Standing on top of Juba!

SFBJKM

 

I spotted it on my initial flight into Juba. A rocky mountain dotted with green trees and high grass. In trips in and around the city, I caught glimpses of its boulder size rocks and various rock quarries. I researched the mountain and discovered that it had a hiking path to the top and very popular among the expat crowd. After two months of planning and plotting, I finally got my chance to hike Jebel Kujur. While Jebel Kujur resembles a smaller version of Old Rag Mountain in the Shenandoah Mountains, the climb to the top was not as taxing or difficult as Old Rag. We tried to get an early start to beat the South Sudan sun, but even at 10am, the sun felt as it was riding on my back. After about an hour of hiking upwards, we arrived at the top of Juba. The view from the top gave me a bird’s eye view of Juba and its surrounding villages. The city has spread around the mountain, constantly growing as members of the South Sudanese Diaspora returns and villagers move into the fast growing Juba.
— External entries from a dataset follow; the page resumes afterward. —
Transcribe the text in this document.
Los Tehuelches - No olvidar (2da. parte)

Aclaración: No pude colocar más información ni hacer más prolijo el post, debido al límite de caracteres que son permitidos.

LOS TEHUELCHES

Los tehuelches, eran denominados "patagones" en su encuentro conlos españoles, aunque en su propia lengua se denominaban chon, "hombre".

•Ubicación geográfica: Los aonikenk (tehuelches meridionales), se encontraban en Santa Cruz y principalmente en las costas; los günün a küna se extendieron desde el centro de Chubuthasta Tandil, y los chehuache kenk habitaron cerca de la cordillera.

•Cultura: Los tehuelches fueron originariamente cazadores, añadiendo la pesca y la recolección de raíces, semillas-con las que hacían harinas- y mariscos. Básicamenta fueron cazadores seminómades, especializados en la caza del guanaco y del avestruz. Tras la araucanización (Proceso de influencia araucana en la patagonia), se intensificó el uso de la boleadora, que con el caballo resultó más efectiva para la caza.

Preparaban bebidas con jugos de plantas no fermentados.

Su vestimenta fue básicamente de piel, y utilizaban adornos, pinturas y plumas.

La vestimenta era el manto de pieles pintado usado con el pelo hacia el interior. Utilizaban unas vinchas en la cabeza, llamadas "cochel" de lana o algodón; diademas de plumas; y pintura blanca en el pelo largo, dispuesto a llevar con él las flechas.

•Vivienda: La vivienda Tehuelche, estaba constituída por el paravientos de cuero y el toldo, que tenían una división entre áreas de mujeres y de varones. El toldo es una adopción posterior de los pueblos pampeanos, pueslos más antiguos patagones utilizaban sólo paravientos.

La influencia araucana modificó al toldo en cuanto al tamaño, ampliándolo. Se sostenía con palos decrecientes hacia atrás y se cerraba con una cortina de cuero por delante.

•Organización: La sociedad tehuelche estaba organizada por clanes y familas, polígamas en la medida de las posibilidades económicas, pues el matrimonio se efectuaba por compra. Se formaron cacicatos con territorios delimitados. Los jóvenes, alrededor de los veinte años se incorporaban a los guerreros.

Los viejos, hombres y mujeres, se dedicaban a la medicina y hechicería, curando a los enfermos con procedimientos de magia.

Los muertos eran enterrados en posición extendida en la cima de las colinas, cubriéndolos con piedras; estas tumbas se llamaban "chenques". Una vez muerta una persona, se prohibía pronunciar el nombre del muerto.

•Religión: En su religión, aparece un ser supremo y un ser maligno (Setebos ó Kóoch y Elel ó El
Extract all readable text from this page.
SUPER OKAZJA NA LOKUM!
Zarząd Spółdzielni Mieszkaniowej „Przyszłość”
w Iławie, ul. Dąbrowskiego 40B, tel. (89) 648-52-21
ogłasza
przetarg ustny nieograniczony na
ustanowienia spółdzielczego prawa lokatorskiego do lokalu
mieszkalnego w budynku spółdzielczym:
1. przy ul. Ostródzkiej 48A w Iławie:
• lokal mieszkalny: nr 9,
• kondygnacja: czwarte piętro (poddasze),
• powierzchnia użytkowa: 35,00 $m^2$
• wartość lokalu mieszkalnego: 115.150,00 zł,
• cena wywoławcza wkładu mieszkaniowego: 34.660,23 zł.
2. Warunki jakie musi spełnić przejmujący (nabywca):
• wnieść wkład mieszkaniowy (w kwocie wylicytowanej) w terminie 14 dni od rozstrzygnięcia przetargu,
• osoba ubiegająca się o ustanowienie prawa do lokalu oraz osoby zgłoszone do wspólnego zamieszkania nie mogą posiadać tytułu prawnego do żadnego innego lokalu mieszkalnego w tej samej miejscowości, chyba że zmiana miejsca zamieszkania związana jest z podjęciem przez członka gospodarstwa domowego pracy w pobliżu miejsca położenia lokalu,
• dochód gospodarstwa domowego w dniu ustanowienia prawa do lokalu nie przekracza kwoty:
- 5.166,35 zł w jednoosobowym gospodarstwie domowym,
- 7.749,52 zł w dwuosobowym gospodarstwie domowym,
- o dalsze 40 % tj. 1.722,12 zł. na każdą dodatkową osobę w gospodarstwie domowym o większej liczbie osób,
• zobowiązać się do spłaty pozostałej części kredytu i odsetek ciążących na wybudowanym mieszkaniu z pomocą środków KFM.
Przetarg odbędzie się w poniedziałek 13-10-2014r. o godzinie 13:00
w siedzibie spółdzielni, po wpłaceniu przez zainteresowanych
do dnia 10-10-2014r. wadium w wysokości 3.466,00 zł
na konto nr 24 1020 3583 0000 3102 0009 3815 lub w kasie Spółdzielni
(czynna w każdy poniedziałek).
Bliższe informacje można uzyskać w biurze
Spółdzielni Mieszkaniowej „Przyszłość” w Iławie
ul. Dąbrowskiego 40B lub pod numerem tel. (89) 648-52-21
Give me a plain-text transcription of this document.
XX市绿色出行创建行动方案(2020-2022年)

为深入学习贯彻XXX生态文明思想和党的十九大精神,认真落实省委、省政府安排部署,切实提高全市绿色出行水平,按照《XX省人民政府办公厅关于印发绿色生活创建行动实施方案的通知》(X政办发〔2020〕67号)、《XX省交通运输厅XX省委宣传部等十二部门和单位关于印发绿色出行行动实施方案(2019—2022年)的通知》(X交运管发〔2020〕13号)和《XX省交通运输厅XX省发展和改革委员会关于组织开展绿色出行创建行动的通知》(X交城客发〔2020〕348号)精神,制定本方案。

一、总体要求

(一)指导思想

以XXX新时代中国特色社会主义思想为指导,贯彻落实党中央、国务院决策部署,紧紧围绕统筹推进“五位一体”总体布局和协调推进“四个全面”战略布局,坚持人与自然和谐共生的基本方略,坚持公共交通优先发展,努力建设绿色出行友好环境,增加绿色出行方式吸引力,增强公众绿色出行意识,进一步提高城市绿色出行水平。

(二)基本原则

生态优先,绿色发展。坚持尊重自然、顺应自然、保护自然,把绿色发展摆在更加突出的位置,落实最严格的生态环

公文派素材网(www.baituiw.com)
Hiking the mountain can also be dangerous, especially if you wonder off the well worn trails that lead up and around the mountain. During the civil war that plagued the region, Jebel Kujur was a prized outlook for both sides of the war. Between 1992 and 1994, a battle raged for control of Jebel Kujur. The battle was one of the bloodiest episodes of the north-south war. The area around the mountain is littered with unexploded ordinances (land mines) planted during that battle. There are weekly reminders of the dangers that exist in Juba from the continuous civil war. Two weeks ago, five children were killed in a neighborhood of Juba as they dug for scrap metal. There are several organizations working in Juba to ride the country of landmines. But sadly each year people are killed and maimed by undetected land mines.

It was a beautiful day for a hike and I hope to hike Jebel Kujur again very soon.